Retail IT


Telekom kauft Kundenbewertungen

Warum Web-Communities scheitern

22.11.2010
Von Hartmut  Wiehr
Fingierte Bewertungen hat eine Agentur für die Telekom auf der Seite Einkaufswelt platziert. Der Fall zeigt eine grundsätzliche Schwäche sozialer Plattformen.
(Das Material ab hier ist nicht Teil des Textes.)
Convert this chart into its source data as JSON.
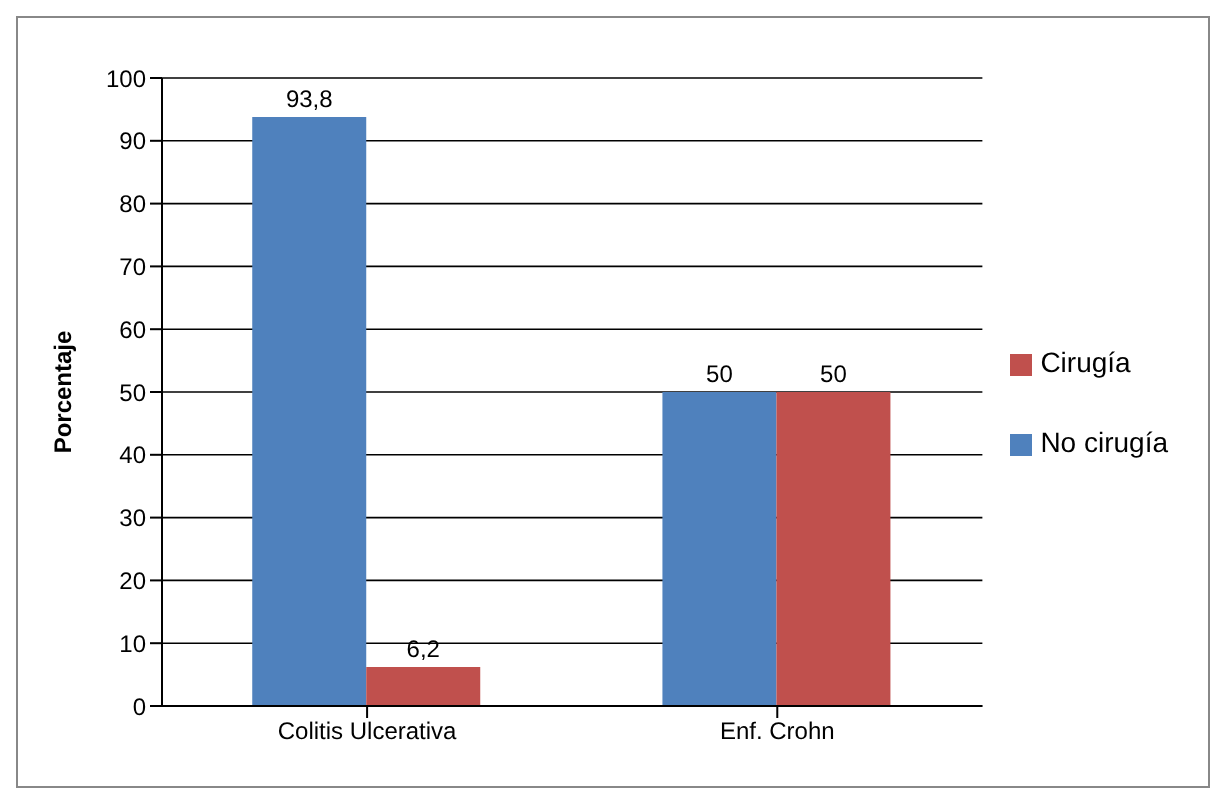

Laut einem Bericht des "Spiegel" hat die Web-Seite "Einkaufswelt", die als Teil von T-Online zum Telekom-Konzern gehört, eine Agentur damit beauftragt, fingierte Kundenbewertungen auf der Webseite zu platzieren. Die Agentur hat ihre Aufgabe sehr ernst genommen und offenbar Hunderte solcher "persönlichen" Kommentare in Auftrag gegeben - bei Meistern des Wortes, sprich echten Journalisten. Die Qualifikation des Dienstleisters bestand darin, Erfahrungen darin zu besitzen, wie man „Produktbeschreibungen optimiert".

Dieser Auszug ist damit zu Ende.